Ton quartier préféré?
Le Kreuzkölln qui parle allemand.

Ton restaurant préféré?
On m’a emmenée récemment dans le somptueux Pauly Saal… Mais sinon mon porte-monnaie me nourrit plutôt dans des cafés, et là je répondrais le Floor’s dans la Schönleinstr.

Ton magasin préféré?
Jean & Lili dans la Dieffenbachstr.
Mais si, je vous assure que je sors de mon quartier tous les jours pourtant !

Ton club préféré?
Le Berghain. Sans hésiter. On m’y a emmenée dans mes tous premiers jours à Berlin, je ne savais absolument pas où je mettais les pieds, je n’en avais jamais entendu parler et je déteste les « boites de nuit » à la française donc j’étais assez réticente, mais jamais je n’oublierais l’électrochoc et le plaisir qu’a été cette première soirée là-bas. Un peu ma madeleine de Proust berlinoise…

Ton musée préféré?
La Helmut Newton Stiftung.

Ton endroit cocooning/escapade loin du monde préféré?
Alt-Tegel. J’ai découvert le lac avec un ami Berlinois qui m’est cher, c’était un soir d’automne comme on les aime, où il fait froid et l’on se sert l’un contre l’autre en marchant. On a fini la journée en traversant un bout de forêt qui nous a conduit au grillage qui délimite l’aéroport. Assis sur un tronc d’arbre on a regardé les avions décoller. Magique.
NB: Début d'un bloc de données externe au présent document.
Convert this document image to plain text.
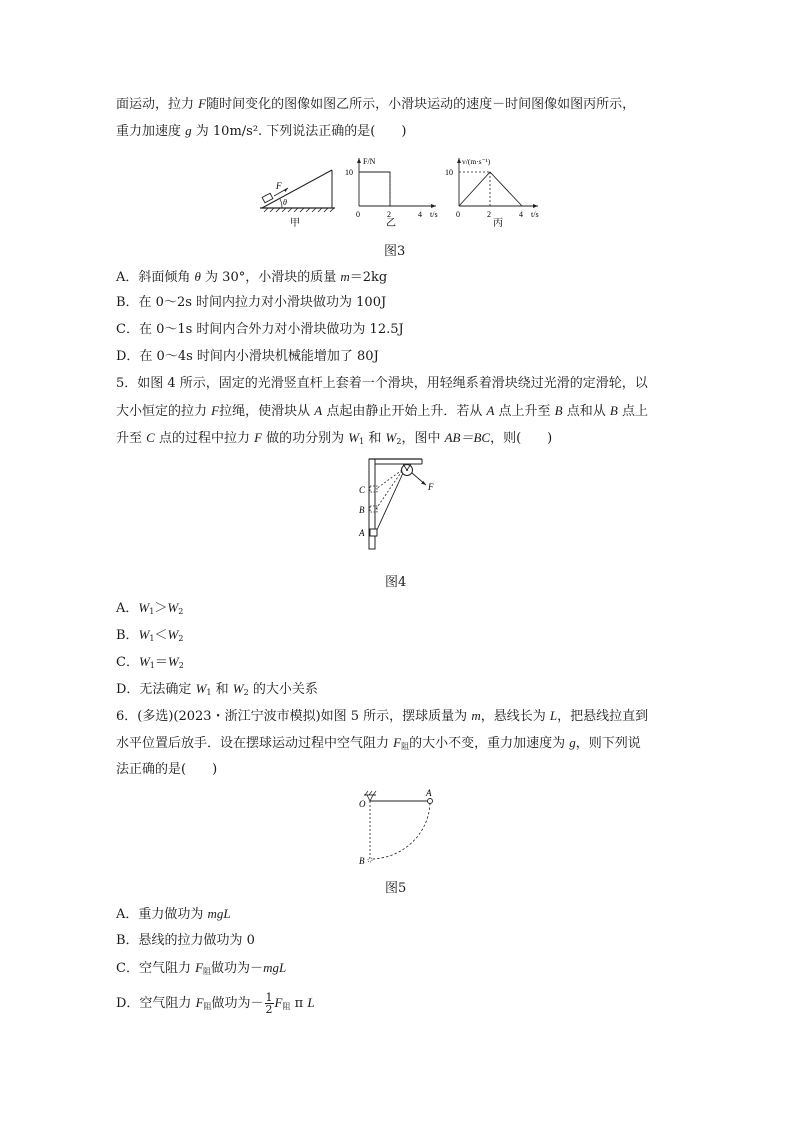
面运动，拉力 F随时间变化的图像如图乙所示，小滑块运动的速度－时间图像如图丙所示，
重力加速度 g 为 10m/s². 下列说法正确的是(　　)
F
θ
甲
F/N
10
0	2	4 t/s
乙
v/(m·s⁻¹)
10
0	2	4 t/s
丙
图3
A．斜面倾角 θ 为 30°，小滑块的质量 m＝2kg
B．在 0～2s 时间内拉力对小滑块做功为 100J
C．在 0～1s 时间内合外力对小滑块做功为 12.5J
D．在 0～4s 时间内小滑块机械能增加了 80J
5．如图 4 所示，固定的光滑竖直杆上套着一个滑块，用轻绳系着滑块绕过光滑的定滑轮，以
大小恒定的拉力 F拉绳，使滑块从 A 点起由静止开始上升．若从 A 点上升至 B 点和从 B 点上
升至 C 点的过程中拉力 F 做的功分别为 $W_1$ 和 $W_2$，图中 AB＝BC，则(　　)
C
B
A
F
图4
A．$W_1>W_2$
B．$W_1<W_2$
C．$W_1=W_2$
D．无法确定 $W_1$ 和 $W_2$ 的大小关系
6．(多选)(2023・浙江宁波市模拟)如图 5 所示，摆球质量为 m，悬线长为 L，把悬线拉直到
水平位置后放手．设在摆球运动过程中空气阻力 $F_阻$的大小不变，重力加速度为 g，则下列说
法正确的是(　　)
O
A
B
图5
A．重力做功为 mgL
B．悬线的拉力做功为 0
C．空气阻力 $F_阻$做功为－mgL
D．空气阻力 $F_阻$做功为－ $\frac{1}{2} F_阻$ π L
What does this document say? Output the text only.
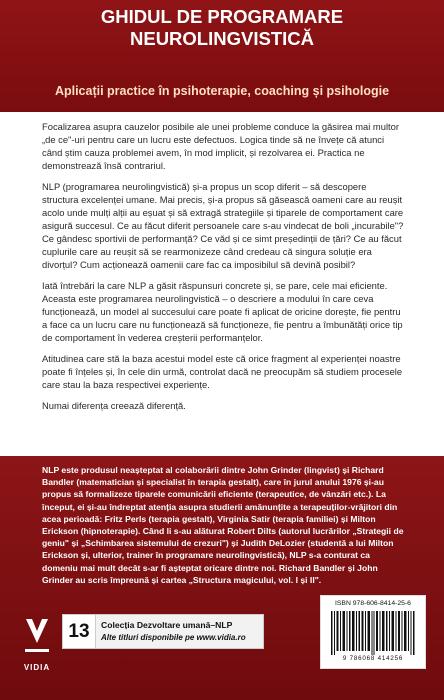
GHIDUL DE PROGRAMARE
NEUROLINGVISTICĂ
Aplicații practice în psihoterapie, coaching și psihologie

Focalizarea asupra cauzelor posibile ale unei probleme conduce la găsirea mai multor „de ce"-uri pentru care un lucru este defectuos. Logica tinde să ne învețe că atunci când știm cauza problemei avem, în mod implicit, și rezolvarea ei. Practica ne demonstrează însă contrariul.

NLP (programarea neurolingvistică) și-a propus un scop diferit – să descopere structura excelenței umane. Mai precis, și-a propus să găsească oameni care au reușit acolo unde mulți alții au eșuat și să extragă strategiile și tiparele de comportament care asigură succesul. Ce au făcut diferit persoanele care s-au vindecat de boli „incurabile"? Ce gândesc sportivii de performanță? Ce văd și ce simt președinții de țări? Ce au făcut cuplurile care au reușit să se rearmonizeze când credeau că singura soluție era divorțul? Cum acționează oamenii care fac ca imposibilul să devină posibil?

Iată întrebări la care NLP a găsit răspunsuri concrete și, se pare, cele mai eficiente. Aceasta este programarea neurolingvistică – o descriere a modului în care ceva funcționează, un model al succesului care poate fi aplicat de oricine dorește, fie pentru a face ca un lucru care nu funcționează să funcționeze, fie pentru a îmbunătăți orice tip de comportament în vederea creșterii performanțelor.

Atitudinea care stă la baza acestui model este că orice fragment al experienței noastre poate fi înțeles și, în cele din urmă, controlat dacă ne preocupăm să studiem procesele care stau la baza respectivei experiențe.

Numai diferența creează diferență.

NLP este produsul neașteptat al colaborării dintre John Grinder (lingvist) și Richard Bandler (matematician și specialist în terapia gestalt), care în jurul anului 1976 și-au propus să formalizeze tiparele comunicării eficiente (terapeutice, de vânzări etc.). La început, ei și-au îndreptat atenția asupra studierii amănunțite a terapeuților-vrăjitori din acea perioadă: Fritz Perls (terapia gestalt), Virginia Satir (terapia familiei) și Milton Erickson (hipnoterapie). Când li s-au alăturat Robert Dilts (autorul lucrărilor „Strategii de geniu" și „Schimbarea sistemului de crezuri") și Judith DeLozier (studentă a lui Milton Erickson și, ulterior, trainer în programare neurolingvistică), NLP s-a conturat ca domeniu mai mult decât s-ar fi așteptat oricare dintre noi. Richard Bandler și John Grinder au scris împreună și cartea „Structura magicului, vol. I și II".
VIDIA
13	Colecția Dezvoltare umană–NLP
Alte titluri disponibile pe www.vidia.ro
ISBN 978-606-8414-25-6
9 786068 414256
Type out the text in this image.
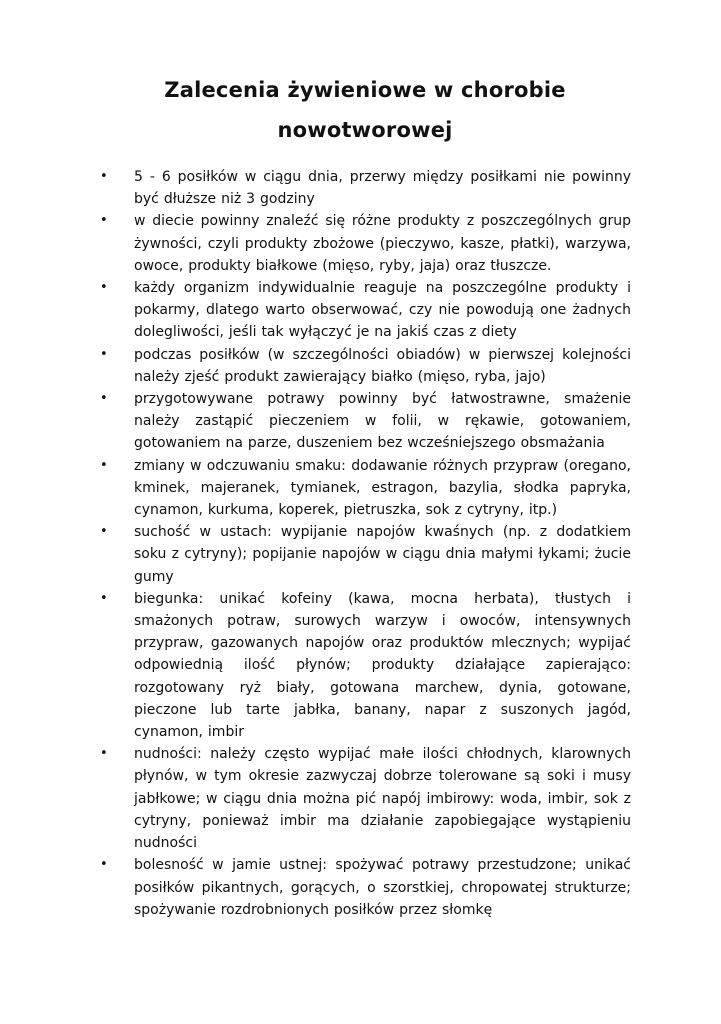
Zalecenia żywieniowe w chorobie
nowotworowej
• 5 - 6 posiłków w ciągu dnia, przerwy między posiłkami nie powinny być dłuższe niż 3 godziny
• w diecie powinny znaleźć się różne produkty z poszczególnych grup żywności, czyli produkty zbożowe (pieczywo, kasze, płatki), warzywa, owoce, produkty białkowe (mięso, ryby, jaja) oraz tłuszcze.
• każdy organizm indywidualnie reaguje na poszczególne produkty i pokarmy, dlatego warto obserwować, czy nie powodują one żadnych dolegliwości, jeśli tak wyłączyć je na jakiś czas z diety
• podczas posiłków (w szczególności obiadów) w pierwszej kolejności należy zjeść produkt zawierający białko (mięso, ryba, jajo)
• przygotowywane potrawy powinny być łatwostrawne, smażenie należy zastąpić pieczeniem w folii, w rękawie, gotowaniem, gotowaniem na parze, duszeniem bez wcześniejszego obsmażania
• zmiany w odczuwaniu smaku: dodawanie różnych przypraw (oregano, kminek, majeranek, tymianek, estragon, bazylia, słodka papryka, cynamon, kurkuma, koperek, pietruszka, sok z cytryny, itp.)
• suchość w ustach: wypijanie napojów kwaśnych (np. z dodatkiem soku z cytryny); popijanie napojów w ciągu dnia małymi łykami; żucie gumy
• biegunka: unikać kofeiny (kawa, mocna herbata), tłustych i smażonych potraw, surowych warzyw i owoców, intensywnych przypraw, gazowanych napojów oraz produktów mlecznych; wypijać odpowiednią ilość płynów; produkty działające zapierająco: rozgotowany ryż biały, gotowana marchew, dynia, gotowane, pieczone lub tarte jabłka, banany, napar z suszonych jagód, cynamon, imbir
• nudności: należy często wypijać małe ilości chłodnych, klarownych płynów, w tym okresie zazwyczaj dobrze tolerowane są soki i musy jabłkowe; w ciągu dnia można pić napój imbirowy: woda, imbir, sok z cytryny, ponieważ imbir ma działanie zapobiegające wystąpieniu nudności
• bolesność w jamie ustnej: spożywać potrawy przestudzone; unikać posiłków pikantnych, gorących, o szorstkiej, chropowatej strukturze; spożywanie rozdrobnionych posiłków przez słomkę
Ton auteur allemand préféré?
Patrick Süskind, pour der Kontrabass, un de mes livres référence.

Ton musicien allemand préféré?
J’ai énormément ri en écoutant les chansons de Raket One que j’ai beaucoup utilisées pour Atmosphère Berlinoise.

Ton conseil pour apprendre l'allemand sans devenir taré?
Se retrouver au collège dans les cours de la fantastique, l’icône, Madame Bonnet, meilleur professeur du monde, réputation in-ter-na-tio-nale ! Du moins autour de mon village – mon côté marseillais sans doute.

Un conseil drague auprès du berlinois?
Oublier très vite l’idée qu’après un échange de regards fièvreux il vous plaquera au mur au son d’une musique techno transcendantale pour le baiser du siècle. Chargez-vous rapidement de l’appeler vous-mêmes, l’amener dans le club, le faire boire et le plaquer au mur. Si vous avez de la chance il vous rendra peut-être votre baiser, sinon, persévérer.

Ton expression/mot allemand préféré?
Genau. Que j’ai longtemps confondu avec « Natürlich » donc en tant que serveuse je l’utilisais à peu près toutes les minutes dix. Ja genau !

Ton insulte allemande préférée?
Der Typ ist total bescheuert ! Be-scheu-ert !

Vous pouvez lire Jule/Julie/Juliette/Juuu.... sur le Berlinographe, sur rue89 ou sur son site éponyme; vous pouvez aussi l'écouter passer le mur embarquée sur soundlcoud ou vous re délecter des Atmosphères Berlinoises.

Et surtout vous pouvez vous procurer son livre ici






1 commentaire:

  1. C'est étonnant de se dire qu'il y a plein de nouveaux blogueurs berlinois interviewés alors que les vieux de la vieille, genre le Berliniquais ou Gonzague Loumintope, qui vivent ici et écrivent sur la ville depuis des années sont systématiquement oubliés. Vous me direz sans doute qu'on n'a pas besoin d'écrire sur eux, vu qu'ils ont déjà une certaine réputation. C'est pas faux.